Today’s Cubs Birthdays (August 13)
~Andre Thornton 1949– (Cubs 1973-1976)
Andre was acquired from the Braves in the trade that sent Joe Pepitone out of Chicago. That turned out to be a good deal for the Cubs, because Andre turned into one of the top young sluggers in the National League. His nickname was “Thunder” and he hit 18 homers in his first full season as the Cubs first baseman (1975). Thunder seemed poised for even bigger things, but early in 1976 the Cubs traded him for Larry Biittner and Steve Renko. Andre went on to become a two-time All-Star. He hit 253 homers in 14 big league seasons, but only 30 of those were hit for the Cubs. (Photo: Topps 1975 Baseball Card)
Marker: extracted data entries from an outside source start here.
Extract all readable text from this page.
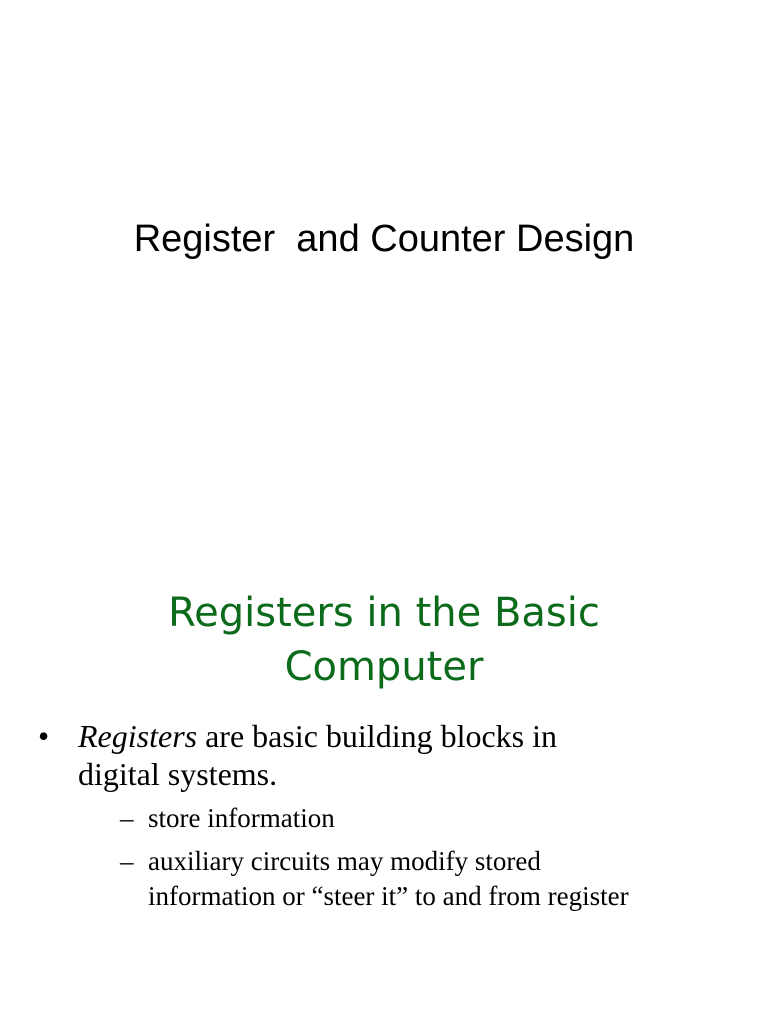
Register  and Counter Design
Registers in the Basic
Computer
• Registers are basic building blocks in
digital systems.
– store information
– auxiliary circuits may modify stored
information or “steer it” to and from register
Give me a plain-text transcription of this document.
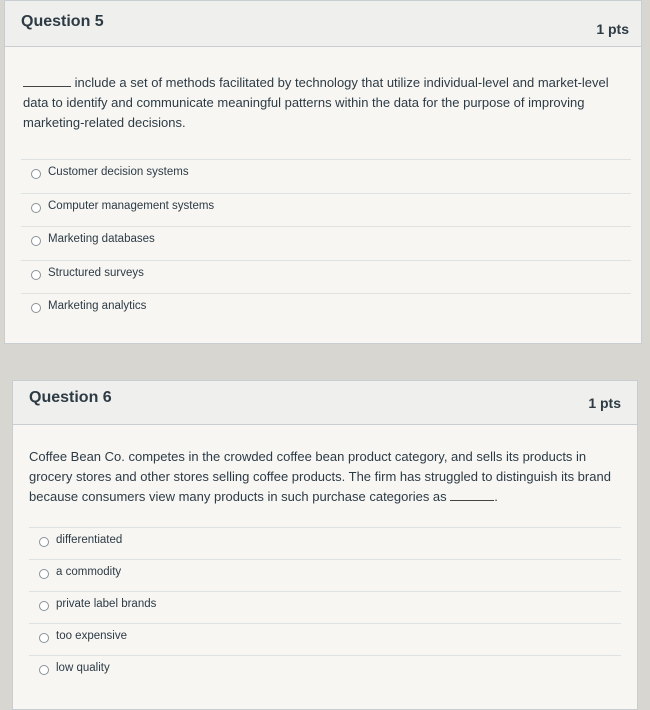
Question 5	1 pts
include a set of methods facilitated by technology that utilize individual-level and market-level data to identify and communicate meaningful patterns within the data for the purpose of improving marketing-related decisions.
Customer decision systems
Computer management systems
Marketing databases
Structured surveys
Marketing analytics
Question 6	1 pts
Coffee Bean Co. competes in the crowded coffee bean product category, and sells its products in grocery stores and other stores selling coffee products. The firm has struggled to distinguish its brand because consumers view many products in such purchase categories as	.
differentiated
a commodity
private label brands
too expensive
low quality
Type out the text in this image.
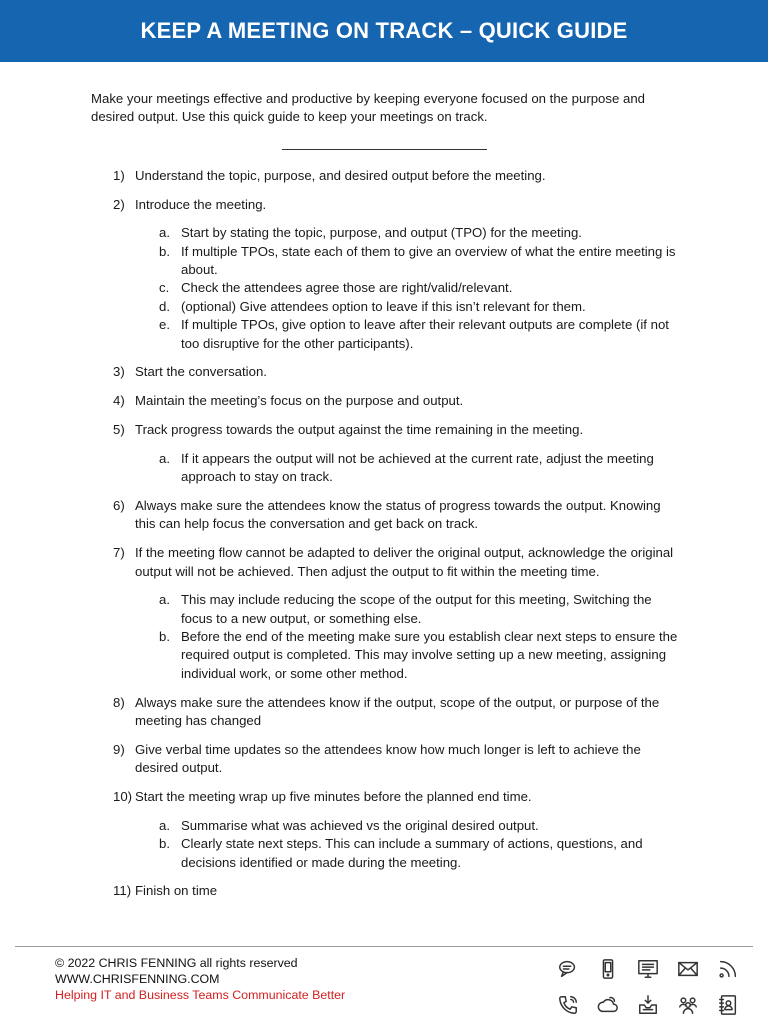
KEEP A MEETING ON TRACK – QUICK GUIDE

Make your meetings effective and productive by keeping everyone focused on the purpose and desired output. Use this quick guide to keep your meetings on track.

1) Understand the topic, purpose, and desired output before the meeting.
2) Introduce the meeting.
a. Start by stating the topic, purpose, and output (TPO) for the meeting.
b. If multiple TPOs, state each of them to give an overview of what the entire meeting is about.
c. Check the attendees agree those are right/valid/relevant.
d. (optional) Give attendees option to leave if this isn’t relevant for them.
e. If multiple TPOs, give option to leave after their relevant outputs are complete (if not too disruptive for the other participants).
3) Start the conversation.
4) Maintain the meeting’s focus on the purpose and output.
5) Track progress towards the output against the time remaining in the meeting.
a. If it appears the output will not be achieved at the current rate, adjust the meeting approach to stay on track.
6) Always make sure the attendees know the status of progress towards the output. Knowing this can help focus the conversation and get back on track.
7) If the meeting flow cannot be adapted to deliver the original output, acknowledge the original output will not be achieved. Then adjust the output to fit within the meeting time.
a. This may include reducing the scope of the output for this meeting, Switching the focus to a new output, or something else.
b. Before the end of the meeting make sure you establish clear next steps to ensure the required output is completed. This may involve setting up a new meeting, assigning individual work, or some other method.
8) Always make sure the attendees know if the output, scope of the output, or purpose of the meeting has changed
9) Give verbal time updates so the attendees know how much longer is left to achieve the desired output.
10) Start the meeting wrap up five minutes before the planned end time.
a. Summarise what was achieved vs the original desired output.
b. Clearly state next steps. This can include a summary of actions, questions, and decisions identified or made during the meeting.
11) Finish on time
© 2022 CHRIS FENNING all rights reserved
WWW.CHRISFENNING.COM
Helping IT and Business Teams Communicate Better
~Corey Patterson 1979– (Cubs 2000-2005)
The third overall pick of the 1998 draft, Corey was a can’t-miss 5-tool prospect. He had power, speed, and played an outstanding center field. He certainly had flashes of greatness in a Cubs uniform, including an Opening Day when he drove in eight runs, but he also disappeared for weeks at a time, and had a very hard time mastering the strike zone. In 2003, he was having an All-Star caliber season when he got hurt. His injury forced the Cubs to go out and acquire Kenny Lofton — who arguably was the MVP of the Cubs the rest of that season. In 2004, Corey clubbed 24 homers and stole 32 bases, and it looked he had finally arrived. But in 2005, it all fell apart for him. Patterson hit a woeful .215 and had more strikeouts than hits. The Cubs shipped him off to Baltimore after the season for two minor leaguers who never made it to the big club. Patterson played another six seasons in the big leagues for the Orioles, Reds, Nationals, Brewers, Blue Jays, and Cardinals. His career numbers were very respectable (118 homers, 218 stolen bases, .252 average), but he never quite lived up to the lofty expectations. Corey’s father Don played in the NFL for the Giants and Lions, and his brother Eric was also a big league baseball player.
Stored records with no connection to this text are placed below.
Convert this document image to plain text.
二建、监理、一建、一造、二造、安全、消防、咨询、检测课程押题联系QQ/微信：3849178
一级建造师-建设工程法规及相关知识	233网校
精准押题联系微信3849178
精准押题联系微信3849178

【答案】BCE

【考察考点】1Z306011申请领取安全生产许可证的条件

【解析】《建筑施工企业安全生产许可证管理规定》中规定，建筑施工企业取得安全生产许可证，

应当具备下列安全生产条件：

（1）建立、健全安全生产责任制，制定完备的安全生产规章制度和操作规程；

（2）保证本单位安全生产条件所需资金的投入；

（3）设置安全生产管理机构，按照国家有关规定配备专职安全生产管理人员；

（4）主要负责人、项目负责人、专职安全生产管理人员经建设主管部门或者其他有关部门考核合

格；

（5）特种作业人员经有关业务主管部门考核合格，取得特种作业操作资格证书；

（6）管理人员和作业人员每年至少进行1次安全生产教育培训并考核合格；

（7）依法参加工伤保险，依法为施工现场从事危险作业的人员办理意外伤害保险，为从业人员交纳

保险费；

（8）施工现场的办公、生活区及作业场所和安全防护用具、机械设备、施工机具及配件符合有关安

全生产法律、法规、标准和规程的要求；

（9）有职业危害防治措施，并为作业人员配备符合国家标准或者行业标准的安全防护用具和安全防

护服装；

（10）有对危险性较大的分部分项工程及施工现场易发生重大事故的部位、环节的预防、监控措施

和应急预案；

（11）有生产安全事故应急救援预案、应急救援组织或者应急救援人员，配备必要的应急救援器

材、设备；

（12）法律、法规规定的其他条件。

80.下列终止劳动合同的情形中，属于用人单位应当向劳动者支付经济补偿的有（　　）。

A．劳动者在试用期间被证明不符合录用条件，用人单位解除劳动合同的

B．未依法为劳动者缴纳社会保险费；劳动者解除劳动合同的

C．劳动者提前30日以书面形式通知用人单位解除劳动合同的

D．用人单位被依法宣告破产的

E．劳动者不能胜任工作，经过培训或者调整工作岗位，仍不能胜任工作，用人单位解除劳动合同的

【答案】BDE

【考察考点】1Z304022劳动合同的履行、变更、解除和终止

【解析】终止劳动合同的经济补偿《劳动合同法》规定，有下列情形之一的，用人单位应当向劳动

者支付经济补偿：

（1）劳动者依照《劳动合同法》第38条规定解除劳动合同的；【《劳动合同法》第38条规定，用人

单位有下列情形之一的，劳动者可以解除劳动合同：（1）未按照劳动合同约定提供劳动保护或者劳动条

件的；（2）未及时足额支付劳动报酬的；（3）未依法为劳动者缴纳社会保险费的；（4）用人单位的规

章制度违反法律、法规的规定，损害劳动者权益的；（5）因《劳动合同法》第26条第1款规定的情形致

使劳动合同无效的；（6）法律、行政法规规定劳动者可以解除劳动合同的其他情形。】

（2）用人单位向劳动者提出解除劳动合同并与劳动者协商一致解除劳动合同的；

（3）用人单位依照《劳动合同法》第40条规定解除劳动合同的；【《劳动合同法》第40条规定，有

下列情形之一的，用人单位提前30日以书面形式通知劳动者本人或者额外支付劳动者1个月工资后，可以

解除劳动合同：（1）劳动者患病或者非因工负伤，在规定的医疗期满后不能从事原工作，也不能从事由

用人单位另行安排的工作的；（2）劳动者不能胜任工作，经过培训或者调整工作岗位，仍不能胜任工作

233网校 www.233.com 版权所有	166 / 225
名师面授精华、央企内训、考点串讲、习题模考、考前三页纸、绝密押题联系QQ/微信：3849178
~Will Ohman 1977– (Cubs 2000-2007)
Ohman was a lefty reliever who experienced some severe arm troubles while he was a member of the Cubs. Those arm troubles caused him to undergo Tommy John surgery and miss the entire 2002-2004 seasons. When he finally returned to the big leagues as a situational lefty, he had some success. In 2005 Ohman appeared in 69 games for the Cubs and posted a 2.91 ERA. That was probably his best season in Chicago. He later also pitched for the Braves, Dodgers, Orioles, Marlins, and White Sox.